メガネも実は紫外線カットレンズだったりするのだ。
まぁ、ヒカリの時も日焼け止めクリームは塗っているが。
外出の準備を終えてヒカリは、足早に自宅を出た。
ヒカリが向かった場所は、自宅から徒歩で30分程の所だ。
そこは割と大きな屋敷で、門構えを見れば忠臣蔵を彷彿させる。
元々、武家の家系らしく、その仕来りと技術など歴史的な遺産を後世に伝えて来たらしい。
そしてこの屋敷の主であり、現当主がヒカリが訪ねたい人物であった。
名は、藤妙子と言い、古来より伝わる古武術の宗家である。
何故ヒカリが訪ねたかと言うと、何か悩み事があると彼女をよく頼っていたからだ。
ヒカリはお弟子さんらしき30代位の男性に道場に案内された。
ヒカリ自身、藤妙子から個人的に指導を受けただけなので、正式な門下生ではなかった。
なので門下生とは面識がある程度で、名前も知らない。
畳敷きの余り広くない道場の中央に、ヒカリが正座して待っていると藤妙子がやってきた。
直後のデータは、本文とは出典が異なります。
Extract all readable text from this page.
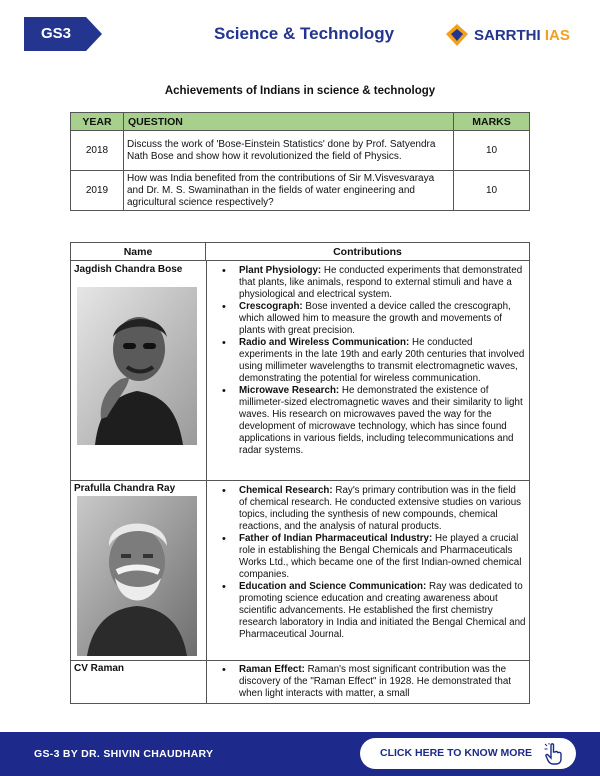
GS3	Science & Technology	SARRTHI IAS
Achievements of Indians in science & technology
YEAR	QUESTION	MARKS
2018	Discuss the work of 'Bose-Einstein Statistics' done by Prof. Satyendra Nath Bose and show how it revolutionized the field of Physics.	10
2019	How was India benefited from the contributions of Sir M.Visvesvaraya and Dr. M. S. Swaminathan in the fields of water engineering and agricultural science respectively?	10
Name	Contributions
Jagdish Chandra Bose	• Plant Physiology: He conducted experiments that demonstrated that plants, like animals, respond to external stimuli and have a physiological and electrical system.
• Crescograph: Bose invented a device called the crescograph, which allowed him to measure the growth and movements of plants with great precision.
• Radio and Wireless Communication: He conducted experiments in the late 19th and early 20th centuries that involved using millimeter wavelengths to transmit electromagnetic waves, demonstrating the potential for wireless communication.
• Microwave Research: He demonstrated the existence of millimeter-sized electromagnetic waves and their similarity to light waves. His research on microwaves paved the way for the development of microwave technology, which has since found applications in various fields, including telecommunications and radar systems.
Prafulla Chandra Ray	• Chemical Research: Ray's primary contribution was in the field of chemical research. He conducted extensive studies on various topics, including the synthesis of new compounds, chemical reactions, and the analysis of natural products.
• Father of Indian Pharmaceutical Industry: He played a crucial role in establishing the Bengal Chemicals and Pharmaceuticals Works Ltd., which became one of the first Indian-owned chemical companies.
• Education and Science Communication: Ray was dedicated to promoting science education and creating awareness about scientific advancements. He established the first chemistry research laboratory in India and initiated the Bengal Chemical and Pharmaceutical Journal.
CV Raman	• Raman Effect: Raman's most significant contribution was the discovery of the "Raman Effect" in 1928. He demonstrated that when light interacts with matter, a small
GS-3 BY DR. SHIVIN CHAUDHARY	CLICK HERE TO KNOW MORE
歳は70を迎えたとの事だが、とてもそうは思えない藤妙子の見た目だった。
真っ直ぐに伸びた背筋と、殆ど皴のない顔がその理由だ。
どう見ても実年齢より20歳近くは若く見える。
そしてその端正な顔立ちを見るに、若い頃は相当モテたに違いない。
ヒカリがそんな事を脳裏で思っていると、藤妙子が優し気な表情で挨拶をした。
「あらいらっしゃい、お久しぶりね」
「ヒカリさん」
そして上座に腰を下ろすと、
「弟子がね、、偶に来る物凄く綺麗な女の子がまた来たって騒ぐのよね」
「名前は何というのか、歳はいくつだとか、、」
「男は騒がしくっていけないわねぇ」
ヒカリは苦笑しつつ頭を下げて、
「ご無沙汰しておりました、藤先生、、」
藤先生は、変わらず優しげな笑顔で、
「そんな改まらないで、もっと楽に、、フランクにね」
ヒカリは少し困ったような表情をする。
「先生は相変わらずですね」
思い出すように藤先生は、顎に手を置く。
「貴女がここに初めて来た時は、少年のようだったけど、」
「ほんと、随分綺麗になりましたねぇ」
ヒカリは慌てる。
「や、やめてください!」
そして藤先生は改まった顔でヒカリを見つめる。
「で、今日は私の跡を継ぐために、正式な門下生になりに来た、、」
「という訳ではなさそうね、、」
ヒカリは申し訳なさそうに、
「はい、、、すみません、、、」
残念な顔で溜息をつく藤先生。
「そう、、、残念ね、、」
「貴女の才能、それに物事の道理の捉え方、考え方は素晴らしいわ」
「だから貴女なら私の持つ古流武術、合気の真技を伝えてもいいと思っていたのだけど」
きっぱりと断る意思も込めて、ヒカリは頭を下げる。
「ありがとうございます」
藤先生は小首を傾げる。
「という事は、何か悩みかしら?」
ヒカリは頭をポリポリと掻きながら、
「鋭いですね、、、」
心を見透かすように、藤先生はヒカリの目を見つめる。
「私から基本的に教わる事は、もう無いというのに」
「それでも私の元に来るというのは、、」
「この年寄りの知恵を借りに来たのでしょう?」
そう言った後、道着と袴に身を包んだ藤先生が立ち上がった。